Anorectic: I don't know if the same things are true for all anorectics. But I know I was phobic about everything -- especially people. You know, you may be able to maintain control over yourself and your impulses, but you can't control other people. I was never even sure about myself because I often lost control over myself -- in the area of eating. When I did, I developed anxiety over losing impulse control in other areas of life -- like urges to binge on alcohol and suicidal urges. Anyway, the point is, even if I was unsure of myself, I surely was uneasy about other people.
Friend: Yes, but most people learn that they have no control over other things, especially other people. How could that fear become so important to you?
Anorectic: Yes, people may know that, but they really don't totally accept that.
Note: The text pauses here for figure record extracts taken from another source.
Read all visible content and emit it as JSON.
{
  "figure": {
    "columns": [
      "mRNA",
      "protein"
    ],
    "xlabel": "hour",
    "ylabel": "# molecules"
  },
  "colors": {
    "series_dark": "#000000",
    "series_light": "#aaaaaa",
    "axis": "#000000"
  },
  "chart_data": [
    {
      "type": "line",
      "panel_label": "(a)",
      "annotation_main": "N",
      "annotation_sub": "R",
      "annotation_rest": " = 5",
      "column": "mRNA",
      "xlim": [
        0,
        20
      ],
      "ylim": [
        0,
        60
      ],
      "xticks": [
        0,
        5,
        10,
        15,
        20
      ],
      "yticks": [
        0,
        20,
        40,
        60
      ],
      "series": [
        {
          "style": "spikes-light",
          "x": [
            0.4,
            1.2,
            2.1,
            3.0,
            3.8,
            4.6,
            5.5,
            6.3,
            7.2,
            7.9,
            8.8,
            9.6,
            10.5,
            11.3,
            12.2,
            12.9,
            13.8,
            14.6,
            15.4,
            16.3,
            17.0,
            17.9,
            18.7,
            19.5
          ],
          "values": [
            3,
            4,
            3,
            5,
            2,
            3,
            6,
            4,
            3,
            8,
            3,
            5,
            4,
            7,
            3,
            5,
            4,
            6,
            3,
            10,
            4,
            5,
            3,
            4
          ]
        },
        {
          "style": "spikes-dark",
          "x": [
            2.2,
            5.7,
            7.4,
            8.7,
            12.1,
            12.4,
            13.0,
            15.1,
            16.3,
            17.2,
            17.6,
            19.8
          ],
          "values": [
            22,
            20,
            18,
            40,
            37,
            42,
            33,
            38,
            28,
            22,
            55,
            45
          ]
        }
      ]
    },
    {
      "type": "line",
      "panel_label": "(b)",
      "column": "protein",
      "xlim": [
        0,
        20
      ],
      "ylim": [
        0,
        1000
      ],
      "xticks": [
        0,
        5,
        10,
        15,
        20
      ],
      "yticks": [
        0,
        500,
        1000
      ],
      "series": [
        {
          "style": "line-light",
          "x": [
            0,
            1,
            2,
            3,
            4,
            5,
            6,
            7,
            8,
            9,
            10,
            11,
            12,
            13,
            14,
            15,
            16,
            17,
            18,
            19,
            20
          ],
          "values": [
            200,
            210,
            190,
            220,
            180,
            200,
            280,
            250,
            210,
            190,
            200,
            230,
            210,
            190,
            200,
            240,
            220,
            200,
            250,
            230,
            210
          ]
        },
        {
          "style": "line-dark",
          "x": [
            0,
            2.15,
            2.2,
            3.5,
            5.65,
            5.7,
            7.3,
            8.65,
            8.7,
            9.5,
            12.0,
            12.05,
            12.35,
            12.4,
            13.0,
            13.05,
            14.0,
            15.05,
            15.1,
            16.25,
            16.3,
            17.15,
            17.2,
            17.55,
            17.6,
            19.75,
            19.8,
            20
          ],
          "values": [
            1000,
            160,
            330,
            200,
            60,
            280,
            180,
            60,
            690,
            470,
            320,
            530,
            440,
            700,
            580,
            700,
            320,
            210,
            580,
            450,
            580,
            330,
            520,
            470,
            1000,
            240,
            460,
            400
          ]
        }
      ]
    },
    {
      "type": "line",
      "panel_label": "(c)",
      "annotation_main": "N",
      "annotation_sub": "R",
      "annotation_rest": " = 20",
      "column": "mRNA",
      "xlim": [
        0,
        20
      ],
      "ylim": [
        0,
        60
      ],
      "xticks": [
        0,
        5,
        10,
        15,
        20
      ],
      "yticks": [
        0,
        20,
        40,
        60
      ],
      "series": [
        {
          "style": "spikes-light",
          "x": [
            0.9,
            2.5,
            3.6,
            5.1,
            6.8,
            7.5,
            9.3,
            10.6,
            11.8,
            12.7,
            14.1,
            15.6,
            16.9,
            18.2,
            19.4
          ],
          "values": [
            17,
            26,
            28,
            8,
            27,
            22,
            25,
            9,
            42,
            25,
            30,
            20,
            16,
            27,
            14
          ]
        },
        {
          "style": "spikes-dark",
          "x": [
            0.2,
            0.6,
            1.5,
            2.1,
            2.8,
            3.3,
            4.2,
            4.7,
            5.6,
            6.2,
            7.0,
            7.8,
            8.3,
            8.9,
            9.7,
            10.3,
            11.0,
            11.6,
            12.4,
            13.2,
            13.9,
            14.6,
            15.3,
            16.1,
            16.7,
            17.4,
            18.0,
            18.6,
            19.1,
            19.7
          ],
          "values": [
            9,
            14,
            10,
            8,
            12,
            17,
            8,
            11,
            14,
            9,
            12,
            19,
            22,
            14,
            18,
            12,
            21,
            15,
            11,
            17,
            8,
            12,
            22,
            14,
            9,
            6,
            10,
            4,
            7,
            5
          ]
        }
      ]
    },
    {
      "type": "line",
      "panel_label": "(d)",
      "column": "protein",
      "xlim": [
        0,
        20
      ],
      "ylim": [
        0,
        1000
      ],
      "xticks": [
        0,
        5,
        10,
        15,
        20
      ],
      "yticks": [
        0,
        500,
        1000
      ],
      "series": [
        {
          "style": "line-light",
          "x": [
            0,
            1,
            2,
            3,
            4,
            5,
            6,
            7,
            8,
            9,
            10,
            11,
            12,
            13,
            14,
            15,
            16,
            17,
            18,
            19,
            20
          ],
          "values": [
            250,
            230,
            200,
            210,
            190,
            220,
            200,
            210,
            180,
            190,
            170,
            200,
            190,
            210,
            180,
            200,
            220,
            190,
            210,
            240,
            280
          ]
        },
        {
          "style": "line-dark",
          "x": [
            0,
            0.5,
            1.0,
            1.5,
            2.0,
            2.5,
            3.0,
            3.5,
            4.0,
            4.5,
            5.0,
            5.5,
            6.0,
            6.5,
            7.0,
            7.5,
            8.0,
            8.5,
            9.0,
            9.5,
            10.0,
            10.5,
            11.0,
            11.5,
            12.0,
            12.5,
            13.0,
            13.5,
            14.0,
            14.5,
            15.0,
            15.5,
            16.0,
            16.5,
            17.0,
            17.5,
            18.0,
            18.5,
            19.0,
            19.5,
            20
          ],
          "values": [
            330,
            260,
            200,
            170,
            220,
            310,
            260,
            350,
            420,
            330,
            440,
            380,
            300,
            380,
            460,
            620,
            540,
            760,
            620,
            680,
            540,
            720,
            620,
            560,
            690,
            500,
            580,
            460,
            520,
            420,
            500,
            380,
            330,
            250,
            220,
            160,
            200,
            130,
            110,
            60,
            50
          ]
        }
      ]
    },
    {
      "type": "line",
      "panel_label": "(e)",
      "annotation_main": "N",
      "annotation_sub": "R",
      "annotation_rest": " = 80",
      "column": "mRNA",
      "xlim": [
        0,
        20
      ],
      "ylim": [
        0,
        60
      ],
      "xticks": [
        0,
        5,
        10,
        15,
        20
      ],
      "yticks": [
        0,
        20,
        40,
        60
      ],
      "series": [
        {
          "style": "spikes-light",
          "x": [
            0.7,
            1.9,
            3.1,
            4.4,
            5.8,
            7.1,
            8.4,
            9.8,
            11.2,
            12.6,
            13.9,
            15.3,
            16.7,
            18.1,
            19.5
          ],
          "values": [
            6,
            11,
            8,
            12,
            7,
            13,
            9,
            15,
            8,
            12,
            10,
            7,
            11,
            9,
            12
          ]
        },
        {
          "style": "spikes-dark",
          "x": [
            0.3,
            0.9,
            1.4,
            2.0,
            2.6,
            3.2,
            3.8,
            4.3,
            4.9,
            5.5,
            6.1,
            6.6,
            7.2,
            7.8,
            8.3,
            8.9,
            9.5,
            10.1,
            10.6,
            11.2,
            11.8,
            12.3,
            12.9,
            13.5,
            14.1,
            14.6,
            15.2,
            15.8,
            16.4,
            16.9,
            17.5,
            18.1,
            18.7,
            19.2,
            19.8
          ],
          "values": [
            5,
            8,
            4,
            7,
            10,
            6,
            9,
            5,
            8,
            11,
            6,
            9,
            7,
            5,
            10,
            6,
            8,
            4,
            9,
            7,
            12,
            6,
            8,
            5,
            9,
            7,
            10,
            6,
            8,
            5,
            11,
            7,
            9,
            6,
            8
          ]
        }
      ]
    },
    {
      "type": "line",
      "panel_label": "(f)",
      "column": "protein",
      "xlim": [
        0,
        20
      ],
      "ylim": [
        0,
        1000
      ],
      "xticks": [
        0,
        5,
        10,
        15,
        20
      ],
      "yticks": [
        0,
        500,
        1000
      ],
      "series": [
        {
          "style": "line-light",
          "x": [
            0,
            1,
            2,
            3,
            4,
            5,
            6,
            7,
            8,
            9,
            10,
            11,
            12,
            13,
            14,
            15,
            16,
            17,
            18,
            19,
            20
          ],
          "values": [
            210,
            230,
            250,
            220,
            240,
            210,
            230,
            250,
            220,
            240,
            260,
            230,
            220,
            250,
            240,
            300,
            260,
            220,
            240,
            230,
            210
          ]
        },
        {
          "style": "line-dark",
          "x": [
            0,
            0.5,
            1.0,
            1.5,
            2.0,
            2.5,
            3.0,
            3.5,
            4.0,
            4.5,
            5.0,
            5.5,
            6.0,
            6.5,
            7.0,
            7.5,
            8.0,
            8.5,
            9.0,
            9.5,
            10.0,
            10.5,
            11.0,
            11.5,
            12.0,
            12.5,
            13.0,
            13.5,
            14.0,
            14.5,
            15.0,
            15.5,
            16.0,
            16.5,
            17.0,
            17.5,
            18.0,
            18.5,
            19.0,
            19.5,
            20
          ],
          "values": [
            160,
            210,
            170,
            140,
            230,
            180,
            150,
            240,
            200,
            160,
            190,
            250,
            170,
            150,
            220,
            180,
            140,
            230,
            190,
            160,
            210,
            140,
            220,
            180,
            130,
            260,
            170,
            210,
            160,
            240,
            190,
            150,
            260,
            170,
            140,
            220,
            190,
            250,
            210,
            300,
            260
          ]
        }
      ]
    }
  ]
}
How often do you hear people gripe about the weather? How often do you see a driver griping about another driver? People get angry when they can't control other people or circumstances. An anorectic -- anyway, one like me -- just can't accept that she can't control other people, herself and circumstances.
Friend: What about the anger part of your hypothesis?
Anorectic: Just as a depressive can't accept that anger and turns it in on himself, an anorectic can't accept the anger and turns it in on herself. It's a symbol, just as all emotional illness is a metaphor.
Friend: Metaphor for fear and anger?
Anorectic: And helplessness! Everybody is helpless in some capacity, but some people feel it more than others. You know anorexia is also a metaphor for depression. Many anorectics become suicidally depressed when they gain weight because the metaphor of depression takes over.
Friend: Why the choice of anorexia as metaphor?
Anorectic: Why are alcoholics drawn to booze as a metaphor? Seriously, for everyone, I guess it's different. I guess I've always attached too much importance to food.
Friend: How would you feel if I started starving and playing with food?
Anorectic: I think I'd think you were crazy. I'd suggest that you get help. I mean, it's taken me two years, but the nutritionist I see has helped me. And, of course, so did my therapy at the Center for the Study of Anorexia and Bulimia in New York City. Everyone should know, as well, that not every therapist is equipped to deal with this problem. Only very specialized therapists and groups can handle the sensitive issues properly. It's a delicate line to follow. Obviously, the anorectic can't be allowed to starve, but she must be able to maintain her integrity over herself and her body.